Getting Around: The WEINmobil
The Wine Road is curvy, narrow, and, let’s be honest, meant for wine tasting. Driving isn’t always the best option if you want to sample the goods.
Tip: Use the WEINmobil. It’s a specialized van-shuttle system that covers the entire wine road. You just call the hotline or use the app, and they’ll pick you up from your hotel and drop you at any winery or restaurant in the region. It’s affordable, safe, and saves you the stress of navigating those hairpins after a glass of Sauvignon Blanc.

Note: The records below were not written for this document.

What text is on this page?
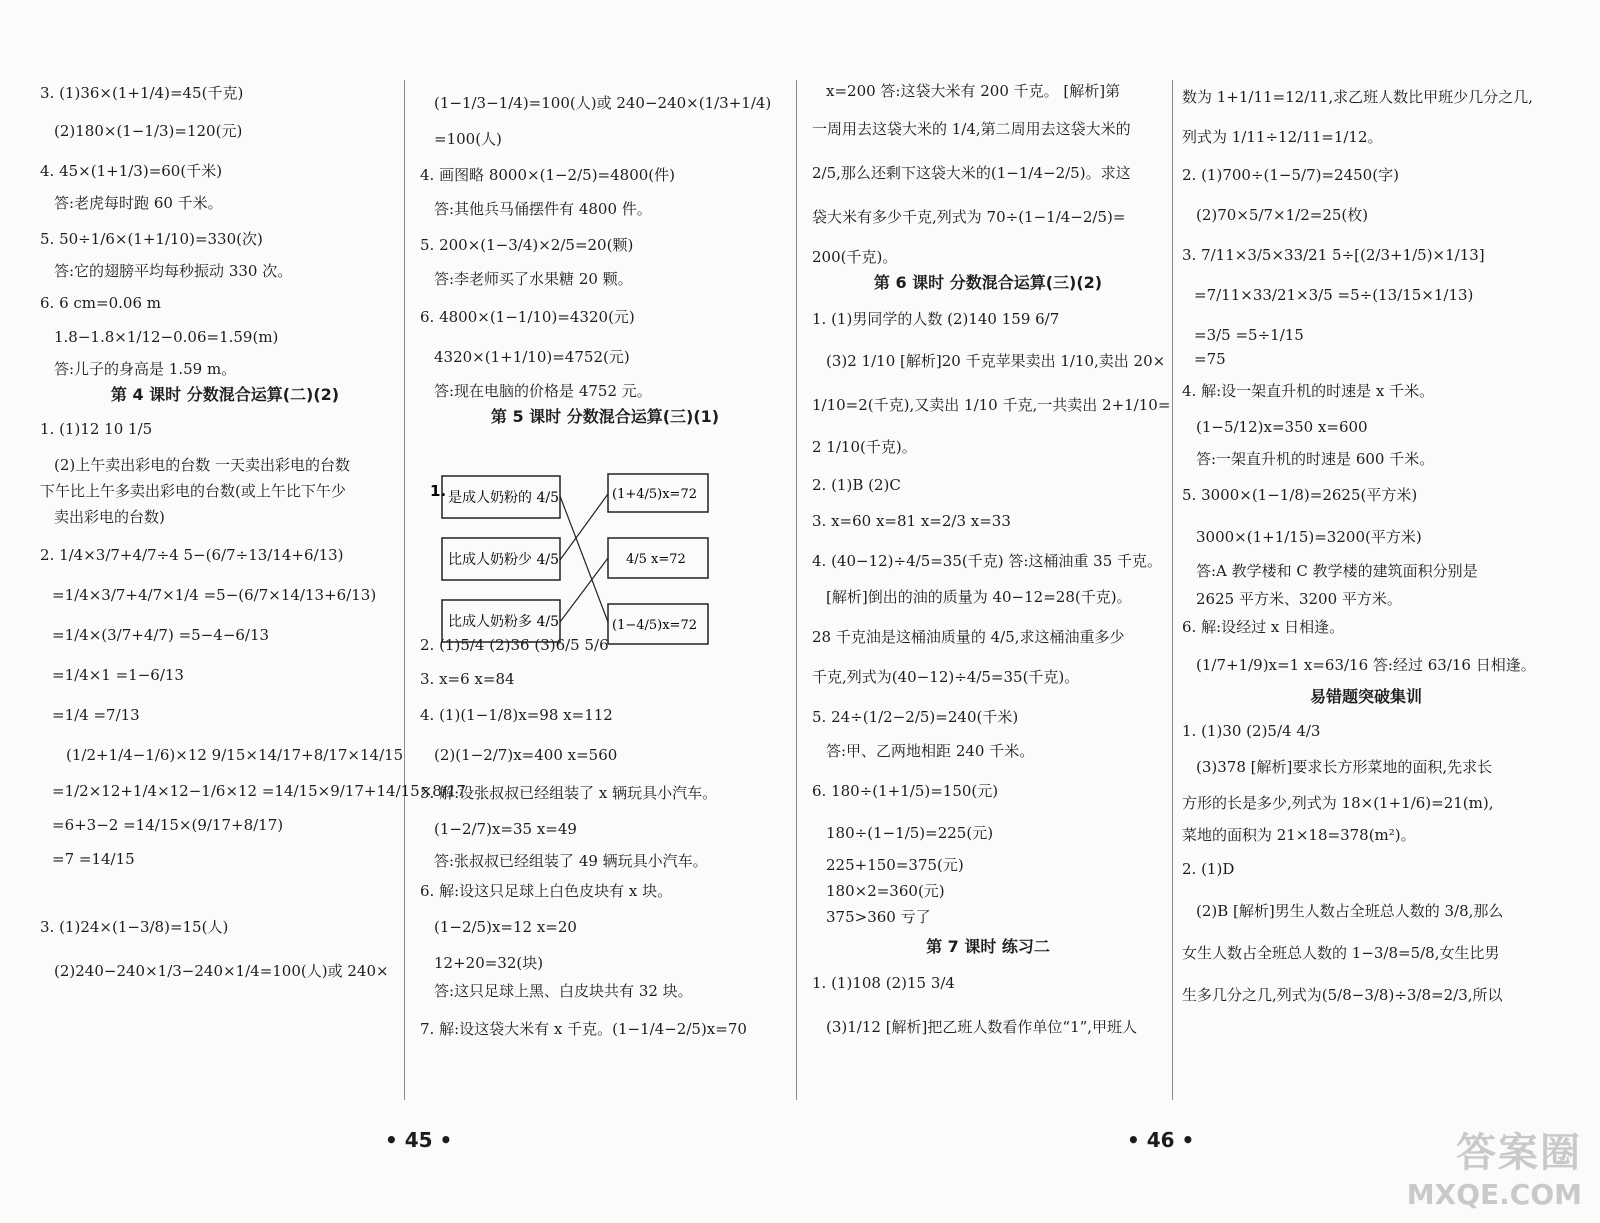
3. (1)36×(1+1/4)=45(千克)

(2)180×(1−1/3)=120(元)

4. 45×(1+1/3)=60(千米)

答:老虎每时跑 60 千米。

5. 50÷1/6×(1+1/10)=330(次)

答:它的翅膀平均每秒振动 330 次。

6. 6 cm=0.06 m

1.8−1.8×1/12−0.06=1.59(m)

答:儿子的身高是 1.59 m。

第 4 课时 分数混合运算(二)(2)

1. (1)12 10 1/5

(2)上午卖出彩电的台数 一天卖出彩电的台数

下午比上午多卖出彩电的台数(或上午比下午少

卖出彩电的台数)

2. 1/4×3/7+4/7÷4 5−(6/7÷13/14+6/13)

=1/4×3/7+4/7×1/4 =5−(6/7×14/13+6/13)

=1/4×(3/7+4/7) =5−4−6/13

=1/4×1 =1−6/13

=1/4 =7/13

(1/2+1/4−1/6)×12 9/15×14/17+8/17×14/15

=1/2×12+1/4×12−1/6×12 =14/15×9/17+14/15×8/17

=6+3−2 =14/15×(9/17+8/17)

=7 =14/15

3. (1)24×(1−3/8)=15(人)

(2)240−240×1/3−240×1/4=100(人)或 240×

(1−1/3−1/4)=100(人)或 240−240×(1/3+1/4)

=100(人)

4. 画图略 8000×(1−2/5)=4800(件)

答:其他兵马俑摆件有 4800 件。

5. 200×(1−3/4)×2/5=20(颗)

答:李老师买了水果糖 20 颗。

6. 4800×(1−1/10)=4320(元)

4320×(1+1/10)=4752(元)

答:现在电脑的价格是 4752 元。

第 5 课时 分数混合运算(三)(1)

2. (1)5/4 (2)36 (3)6/5 5/6

3. x=6 x=84

4. (1)(1−1/8)x=98 x=112

(2)(1−2/7)x=400 x=560

5. 解:设张叔叔已经组装了 x 辆玩具小汽车。

(1−2/7)x=35 x=49

答:张叔叔已经组装了 49 辆玩具小汽车。

6. 解:设这只足球上白色皮块有 x 块。

(1−2/5)x=12 x=20

12+20=32(块)

答:这只足球上黑、白皮块共有 32 块。

7. 解:设这袋大米有 x 千克。(1−1/4−2/5)x=70

1. 是成人奶粉的 4/5
比成人奶粉少 4/5
比成人奶粉多 4/5
(1+4/5)x=72
4/5 x=72
(1−4/5)x=72

x=200 答:这袋大米有 200 千克。 [解析]第

一周用去这袋大米的 1/4,第二周用去这袋大米的

2/5,那么还剩下这袋大米的(1−1/4−2/5)。求这

袋大米有多少千克,列式为 70÷(1−1/4−2/5)=

200(千克)。

第 6 课时 分数混合运算(三)(2)

1. (1)男同学的人数 (2)140 159 6/7

(3)2 1/10 [解析]20 千克苹果卖出 1/10,卖出 20×

1/10=2(千克),又卖出 1/10 千克,一共卖出 2+1/10=

2 1/10(千克)。

2. (1)B (2)C

3. x=60 x=81 x=2/3 x=33

4. (40−12)÷4/5=35(千克) 答:这桶油重 35 千克。

[解析]倒出的油的质量为 40−12=28(千克)。

28 千克油是这桶油质量的 4/5,求这桶油重多少

千克,列式为(40−12)÷4/5=35(千克)。

5. 24÷(1/2−2/5)=240(千米)

答:甲、乙两地相距 240 千米。

6. 180÷(1+1/5)=150(元)

180÷(1−1/5)=225(元)

225+150=375(元)

180×2=360(元)

375>360 亏了

第 7 课时 练习二

1. (1)108 (2)15 3/4

(3)1/12 [解析]把乙班人数看作单位“1”,甲班人

数为 1+1/11=12/11,求乙班人数比甲班少几分之几,

列式为 1/11÷12/11=1/12。

2. (1)700÷(1−5/7)=2450(字)

(2)70×5/7×1/2=25(枚)

3. 7/11×3/5×33/21 5÷[(2/3+1/5)×1/13]

=7/11×33/21×3/5 =5÷(13/15×1/13)

=3/5 =5÷1/15

=75

4. 解:设一架直升机的时速是 x 千米。

(1−5/12)x=350 x=600

答:一架直升机的时速是 600 千米。

5. 3000×(1−1/8)=2625(平方米)

3000×(1+1/15)=3200(平方米)

答:A 教学楼和 C 教学楼的建筑面积分别是

2625 平方米、3200 平方米。

6. 解:设经过 x 日相逢。

(1/7+1/9)x=1 x=63/16 答:经过 63/16 日相逢。

易错题突破集训

1. (1)30 (2)5/4 4/3

(3)378 [解析]要求长方形菜地的面积,先求长

方形的长是多少,列式为 18×(1+1/6)=21(m),

菜地的面积为 21×18=378(m²)。

2. (1)D

(2)B [解析]男生人数占全班总人数的 3/8,那么

女生人数占全班总人数的 1−3/8=5/8,女生比男

生多几分之几,列式为(5/8−3/8)÷3/8=2/3,所以

• 45 •	• 46 •	答案圈
MXQE.COM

You can find more information about the WEINmobil here. Plus, your hosts will be more than happy to help you out if you’re staying overnight in the wine region.
When Is the Best Time to Visit?
The South Styrian Wine Road is a breathtaking destination regardless of the season, though you’ll find that some Buschenschänke and local shops close their doors for a winter rest, so it’s always wise to double-check opening times if you’re visiting outside the main harvest period.
Autumn: The Golden Season (September – October)
This is peak season, and for good reason. The vineyards turn a fiery gold, the air gets crisp, and the region hums with the energy of the harvest. It’s all about Sturm and Kastanien (fermenting grape juice and roasted chestnuts).
Top Event: The Gamlitz Grape Harvest Festival (October 1–4, 2026). It’s a riot of traditional costumes, brass bands, and a legendary thanksgiving parade.
Note: This is the busiest time, so if you’re planning a weekend trip, book your accommodation months in advance!
Spring: The Fresh Awakening (April – June)
If you prefer a quieter, more romantic experience, spring is the “insider” choice. The hills turn an impossible shade of vibrant green, and the fruit trees are in full bloom. It’s much easier to snag a prime terrace seat at a Buschenschank without a reservation.
Top Event: Don’t miss the Ratsch Wine Spring or the Gamlitz Spring Wine Tasting (typically in late March/April) to be among the first to sample the newly bottled vintage.
Tip: Visit in late June for the WineFire event (June 30, 2026). Seeing the sunset over the vineyards while chefs cook over open flames is an experience you won’t forget.
2026 Event Highlight: Gamlitzer Weinlesefest
If you are visiting in early October 2026, the Gamlitz Wine Harvest Festival is the place to be. It’s the biggest harvest festival in the region, featuring a massive parade, traditional costumes, and enough Sturm (cloudy, fermenting grape juice) to keep the whole town dancing until Sunday night.
Additional Essential Information for Your Visit
You can find more information about the different hiking routes here.
Getting Around the South Styrian Wine Street
- The WEINmobil: This specialized shuttle system covers the entire wine road. You simply call the hotline or use the app, and they’ll pick you up from your hotel and drop you at any winery or restaurant. It’s affordable, safe, and saves you the stress of navigating those hairpins after a tasting.
- E-Biking: The hills here are no joke! If you want to cycle, we highly recommend renting an E-Bike. Many towns like Gamlitz and Leutschach have rental stations.
- Vespa Rental: For the ultimate “Styrian Tuscany” vibe, you can even rent a Vespa in places like Ehrenhausen to drive between the vines in style.